Imputation of missing daily rainfall data; A comparison between artificial intelligence and statistical techniques

MethodsX. 2023 Oct 27:11:102459. doi: 10.1016/j.mex.2023.102459. eCollection 2023 Dec.

Abstract

Handling missing values is a critical component of the data processing in hydrological modeling. The key objective of this research is to assess statistical techniques (STs) and artificial intelligence-based techniques (AITs) for imputing missing daily rainfall values and recommend a methodology applicable to the mountainous terrain of northern Thailand. In this study, 30 years of daily rainfall data was collected from 20 rainfall stations in northern Thailand and randomly 25-35 % of data was deleted from four target stations based on Spearman correlation coefficient between the target and neighboring stations. Imputation models were developed on training and testing datasets and statistically evaluated by mean absolute error (MAE), root mean square error (RMSE), coefficient of determination (R2), and correlation coefficient (r). This study used STs, including arithmetic averaging (AA), multiple linear regression (MLR), normal-ratio (NR), nonlinear iterative partial least squares (NIPALS) algorithm, and linear interpolation was used.•STs results were compared with AITs, including long-short-term-memory recurrent neural network (LSTM-RNN), M5 model tree (M5-MT), multilayer perceptron neural networks (MLPNN), support vector regression with polynomial and radial basis function SVR-poly and SVR-RBF.•The findings revealed that MLR imputation model achieved an average MAE of 0.98, RMSE of 4.52, and R2 was about 79.6 % at all target stations. On the other hand, for the M5-MT model, the average MAE was 0.91, RMSE was about 4.52, and R2 was around 79.8 % compared to other STs and AITs. M5-MT was most prominent among AITs.

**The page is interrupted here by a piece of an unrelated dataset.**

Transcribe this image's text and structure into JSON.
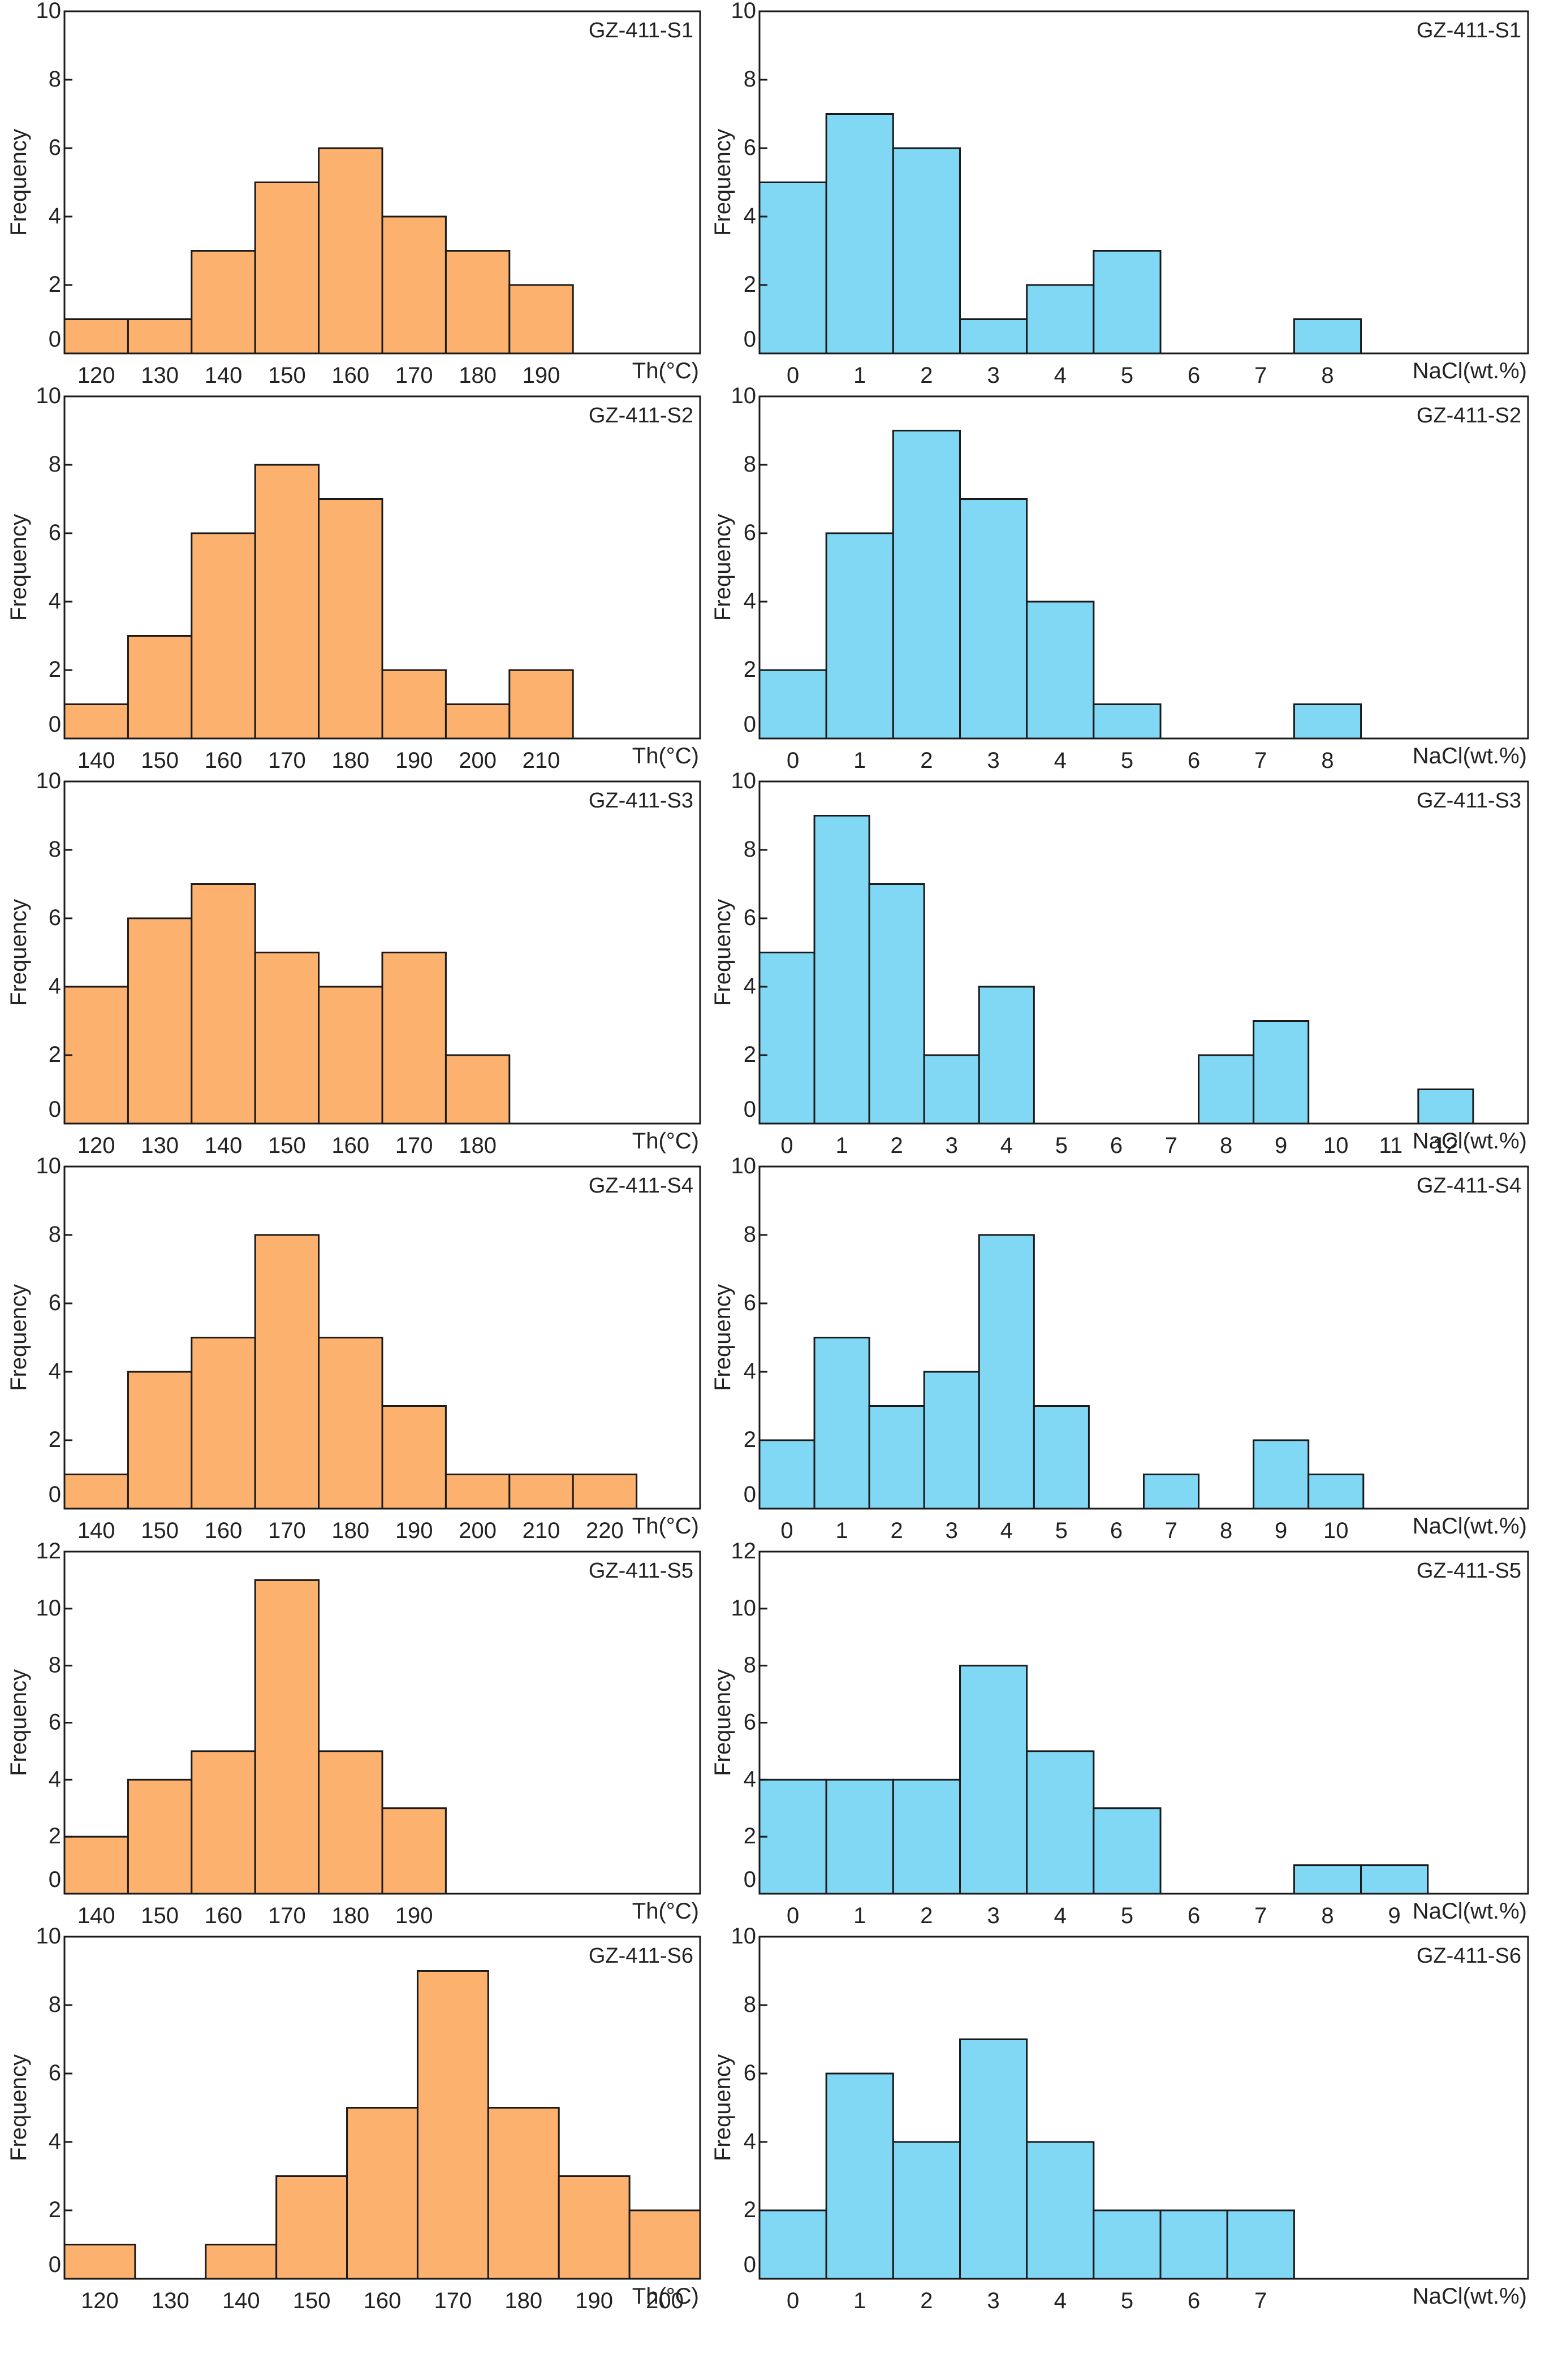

Notably, the MLR technique stood out as a recommended approach due to its ability to deliver good estimation results while offering a transparent mechanism and not necessitating prior knowledge for model creation.

Keywords: AITs for Imputation missing daily rainfall data; Artificial intelligence; Deep learning; Imputation; Machine learning; Missing data; Neural networks; Rainfall.